Firstly, to be a contractor you need to have an ABN number (Australian Business Number) which is a unique 11 digit number that identifies your business with the government and community. An ABN doesn't replace your tax file number, but it is used for various tax and other business purposes. Not everyone needs an ABN. To get one you need to be carrying on an enterprise.

With an ABN you can:

  • confirm your business identity with others when ordering and invoicing
  • avoid Pay as You Go (PAYG) tax on payments you receive
  • claim Goods and Services Tax (GST) credits
  • claim energy grants credits
  • obtain an Australian domain name.

Applying for an ABN is free. To apply for an ABN online, visit the Australian Business Register website.

Independent Contractor


  • A slightly higher rate of pay (but you have to arrange your own tax).
  • If you have multiple jobs through different businesses, it could benefit your tax situation
  • You usually get paid soon after you have completed the shift.
  • If you are an international student, you are responsible for yourself and could realistically work more than 40 hour fortnights. Therefore, running the risk of losing your visa entitlement and having to leave the country.
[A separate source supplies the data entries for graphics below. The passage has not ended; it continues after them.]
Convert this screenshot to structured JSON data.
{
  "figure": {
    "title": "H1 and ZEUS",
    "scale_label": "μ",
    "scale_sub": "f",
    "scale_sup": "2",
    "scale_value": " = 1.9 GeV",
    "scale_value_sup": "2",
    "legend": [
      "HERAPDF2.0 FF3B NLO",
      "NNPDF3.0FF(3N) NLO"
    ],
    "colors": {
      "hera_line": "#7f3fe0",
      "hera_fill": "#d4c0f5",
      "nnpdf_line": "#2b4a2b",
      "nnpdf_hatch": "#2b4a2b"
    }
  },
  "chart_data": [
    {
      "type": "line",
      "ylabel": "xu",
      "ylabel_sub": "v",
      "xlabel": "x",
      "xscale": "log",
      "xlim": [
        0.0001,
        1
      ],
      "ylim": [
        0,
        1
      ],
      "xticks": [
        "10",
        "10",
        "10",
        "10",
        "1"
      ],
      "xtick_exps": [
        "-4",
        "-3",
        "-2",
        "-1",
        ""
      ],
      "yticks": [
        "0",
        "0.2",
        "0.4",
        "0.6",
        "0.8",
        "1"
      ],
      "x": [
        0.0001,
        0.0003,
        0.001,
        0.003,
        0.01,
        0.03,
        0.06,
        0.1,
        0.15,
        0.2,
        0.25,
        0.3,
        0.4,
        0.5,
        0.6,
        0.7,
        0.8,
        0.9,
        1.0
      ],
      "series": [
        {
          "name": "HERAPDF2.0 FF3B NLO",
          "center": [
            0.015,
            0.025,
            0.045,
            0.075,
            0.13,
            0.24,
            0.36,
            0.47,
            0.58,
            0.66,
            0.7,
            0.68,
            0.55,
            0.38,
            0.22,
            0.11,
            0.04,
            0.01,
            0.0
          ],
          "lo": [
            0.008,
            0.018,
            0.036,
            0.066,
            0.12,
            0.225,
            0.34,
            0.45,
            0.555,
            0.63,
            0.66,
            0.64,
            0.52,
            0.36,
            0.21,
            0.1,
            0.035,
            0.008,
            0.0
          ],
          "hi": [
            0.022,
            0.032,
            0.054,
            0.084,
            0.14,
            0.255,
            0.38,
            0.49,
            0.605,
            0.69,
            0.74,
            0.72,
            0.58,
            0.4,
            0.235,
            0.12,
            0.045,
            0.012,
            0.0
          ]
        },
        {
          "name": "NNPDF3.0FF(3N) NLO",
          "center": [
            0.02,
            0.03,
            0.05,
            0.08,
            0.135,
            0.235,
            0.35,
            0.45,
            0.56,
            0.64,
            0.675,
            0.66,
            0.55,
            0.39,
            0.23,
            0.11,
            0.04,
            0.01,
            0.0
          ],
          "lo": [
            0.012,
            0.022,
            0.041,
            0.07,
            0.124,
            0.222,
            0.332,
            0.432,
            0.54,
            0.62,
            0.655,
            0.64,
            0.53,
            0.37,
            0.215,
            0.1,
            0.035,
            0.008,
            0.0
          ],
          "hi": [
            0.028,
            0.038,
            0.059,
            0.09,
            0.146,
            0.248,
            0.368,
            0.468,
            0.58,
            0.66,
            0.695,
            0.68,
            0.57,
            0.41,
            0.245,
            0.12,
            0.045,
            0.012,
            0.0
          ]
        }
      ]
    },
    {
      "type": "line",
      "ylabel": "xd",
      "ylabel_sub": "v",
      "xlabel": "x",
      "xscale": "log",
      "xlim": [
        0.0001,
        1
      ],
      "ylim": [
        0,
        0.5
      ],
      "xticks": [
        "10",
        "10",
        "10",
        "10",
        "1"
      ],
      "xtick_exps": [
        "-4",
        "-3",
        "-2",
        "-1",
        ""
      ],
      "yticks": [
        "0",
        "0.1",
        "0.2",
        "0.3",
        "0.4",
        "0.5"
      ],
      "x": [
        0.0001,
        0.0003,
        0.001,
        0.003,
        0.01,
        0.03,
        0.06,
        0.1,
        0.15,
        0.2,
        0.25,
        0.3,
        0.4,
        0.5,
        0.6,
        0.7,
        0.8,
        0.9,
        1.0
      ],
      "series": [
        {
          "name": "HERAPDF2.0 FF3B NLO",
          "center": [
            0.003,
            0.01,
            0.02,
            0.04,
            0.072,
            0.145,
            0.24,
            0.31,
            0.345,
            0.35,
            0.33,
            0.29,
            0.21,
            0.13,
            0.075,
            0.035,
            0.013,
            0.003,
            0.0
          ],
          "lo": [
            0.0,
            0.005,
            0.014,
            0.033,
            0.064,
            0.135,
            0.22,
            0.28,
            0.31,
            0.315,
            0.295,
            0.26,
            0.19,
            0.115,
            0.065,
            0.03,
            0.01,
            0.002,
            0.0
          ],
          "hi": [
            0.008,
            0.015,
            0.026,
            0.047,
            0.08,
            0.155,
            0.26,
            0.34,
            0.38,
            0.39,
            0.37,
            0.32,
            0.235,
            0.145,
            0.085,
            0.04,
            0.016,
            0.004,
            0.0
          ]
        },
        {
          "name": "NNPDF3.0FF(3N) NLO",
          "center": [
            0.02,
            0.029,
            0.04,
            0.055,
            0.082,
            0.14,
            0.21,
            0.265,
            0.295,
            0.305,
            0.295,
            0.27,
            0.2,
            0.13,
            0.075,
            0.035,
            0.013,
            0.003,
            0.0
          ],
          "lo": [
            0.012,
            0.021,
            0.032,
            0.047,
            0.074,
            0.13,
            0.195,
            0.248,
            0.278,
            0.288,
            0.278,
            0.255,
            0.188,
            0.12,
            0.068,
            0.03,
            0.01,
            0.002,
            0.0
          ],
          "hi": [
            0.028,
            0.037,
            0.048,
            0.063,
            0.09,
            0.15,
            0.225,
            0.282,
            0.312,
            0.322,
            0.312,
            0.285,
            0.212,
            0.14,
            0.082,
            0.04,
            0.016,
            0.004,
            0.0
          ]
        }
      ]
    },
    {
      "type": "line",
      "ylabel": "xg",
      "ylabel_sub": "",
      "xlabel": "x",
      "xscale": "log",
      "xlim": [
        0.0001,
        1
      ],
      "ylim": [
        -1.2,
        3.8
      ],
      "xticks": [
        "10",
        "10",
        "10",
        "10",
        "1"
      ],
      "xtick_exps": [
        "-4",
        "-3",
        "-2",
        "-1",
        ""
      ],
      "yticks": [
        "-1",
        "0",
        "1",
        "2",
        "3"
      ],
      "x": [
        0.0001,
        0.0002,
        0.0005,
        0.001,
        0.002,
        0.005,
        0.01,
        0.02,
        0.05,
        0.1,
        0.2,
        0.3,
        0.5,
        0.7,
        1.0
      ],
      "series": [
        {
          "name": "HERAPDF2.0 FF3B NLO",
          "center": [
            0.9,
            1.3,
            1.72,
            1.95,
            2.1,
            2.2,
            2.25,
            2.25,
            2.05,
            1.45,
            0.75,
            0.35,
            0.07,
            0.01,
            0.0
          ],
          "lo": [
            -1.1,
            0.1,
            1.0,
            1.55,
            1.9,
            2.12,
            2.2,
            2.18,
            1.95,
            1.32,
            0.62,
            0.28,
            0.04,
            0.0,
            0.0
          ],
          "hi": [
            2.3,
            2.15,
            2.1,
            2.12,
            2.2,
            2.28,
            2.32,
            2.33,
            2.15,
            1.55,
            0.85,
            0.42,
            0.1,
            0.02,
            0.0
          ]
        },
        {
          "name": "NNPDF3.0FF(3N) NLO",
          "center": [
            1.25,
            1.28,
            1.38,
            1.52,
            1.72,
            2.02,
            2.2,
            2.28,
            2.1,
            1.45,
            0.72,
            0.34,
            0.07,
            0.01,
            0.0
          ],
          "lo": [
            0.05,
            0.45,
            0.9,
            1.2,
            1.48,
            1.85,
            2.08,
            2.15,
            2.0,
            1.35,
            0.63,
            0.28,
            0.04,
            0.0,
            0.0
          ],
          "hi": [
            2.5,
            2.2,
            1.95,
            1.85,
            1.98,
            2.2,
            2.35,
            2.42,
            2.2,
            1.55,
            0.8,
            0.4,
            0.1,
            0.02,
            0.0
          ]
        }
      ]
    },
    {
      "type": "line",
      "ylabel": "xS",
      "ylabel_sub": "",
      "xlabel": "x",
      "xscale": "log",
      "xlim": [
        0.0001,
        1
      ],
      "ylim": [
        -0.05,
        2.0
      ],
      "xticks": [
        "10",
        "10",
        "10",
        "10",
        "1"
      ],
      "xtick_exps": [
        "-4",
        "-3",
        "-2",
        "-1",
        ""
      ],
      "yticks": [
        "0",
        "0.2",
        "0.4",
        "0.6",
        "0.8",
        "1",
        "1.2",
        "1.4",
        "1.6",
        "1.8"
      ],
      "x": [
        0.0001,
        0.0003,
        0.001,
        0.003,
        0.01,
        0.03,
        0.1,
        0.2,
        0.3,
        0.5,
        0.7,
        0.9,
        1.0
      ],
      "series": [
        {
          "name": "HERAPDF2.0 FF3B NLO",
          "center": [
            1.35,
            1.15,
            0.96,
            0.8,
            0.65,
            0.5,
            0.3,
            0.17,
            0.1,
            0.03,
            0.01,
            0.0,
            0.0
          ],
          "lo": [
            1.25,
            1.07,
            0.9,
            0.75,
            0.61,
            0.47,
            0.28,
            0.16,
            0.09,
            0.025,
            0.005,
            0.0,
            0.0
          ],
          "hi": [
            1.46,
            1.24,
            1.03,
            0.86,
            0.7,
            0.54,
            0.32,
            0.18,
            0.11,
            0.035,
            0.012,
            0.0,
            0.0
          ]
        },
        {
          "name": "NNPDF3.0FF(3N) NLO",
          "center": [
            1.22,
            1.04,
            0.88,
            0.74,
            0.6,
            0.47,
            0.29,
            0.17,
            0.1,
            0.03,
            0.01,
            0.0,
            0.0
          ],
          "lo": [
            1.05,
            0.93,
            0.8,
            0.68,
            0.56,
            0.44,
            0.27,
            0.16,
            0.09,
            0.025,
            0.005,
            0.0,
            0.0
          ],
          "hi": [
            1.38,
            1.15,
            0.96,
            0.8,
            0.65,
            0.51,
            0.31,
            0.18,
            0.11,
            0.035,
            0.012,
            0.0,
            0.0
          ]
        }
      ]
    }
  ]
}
  • Usually, worker’s compensation insurance isn't provided and if you are injured during work, you are unfortunately unable to lodge a claim.
  • As you're own employer, no superannuation is paid on your behalf and into your selected fund so you would need to contribute this from your own pocket.
  • You must pay your own tax out of your earnings. 
  • You must also pay GST that you collect (if you are earning over AUD $75,000 per year)
  • There is no long-term job security.
  • There is little or no HR Support for workplace compliance, discrimination and if the employer isn't happy with you, you are simply - on your own to find a new job.

Casual Employment


  • You are paid at the minimum award rate for your industry, minus tax 
  • Your tax is already calculated and taken out before you get paid and on most occasions, you can choose between selecting the Tax-Free Threshold to minimize this
  • Superannuation is guaranteed and paid in addition to your hourly rate
  • Full insurance is provided for you, from Public Liability, Workers Compensation (so if injured at work, you will be eligible to receive an average of your recent pay as long as you are unable to work)
  • More likely to be offered opportunities to progress or be promoted
  • You are paid Regularly - in most cases, weekly, same time every week
  • A best practice employer will provide Human Resource support, including performance management 


  • Work can be canceled by your employer within a 2 hour notice period. Unless under special agreement with employer
  • You are only liable to perform a minimum of 2 hrs work per shift. Meaning if work is quiet, you may be sent home.
  • If you are an international student, your employer is bound to only providing 40 hrs per fortnight of work in order to be compliant so you can remain in the country under the correct visa.

It is really a personal choice based on your unique requirements. The key difference as a contractor is that you are responsible for everything and although you get paid more money you need to calculate if you will actually earn more at the end of the day.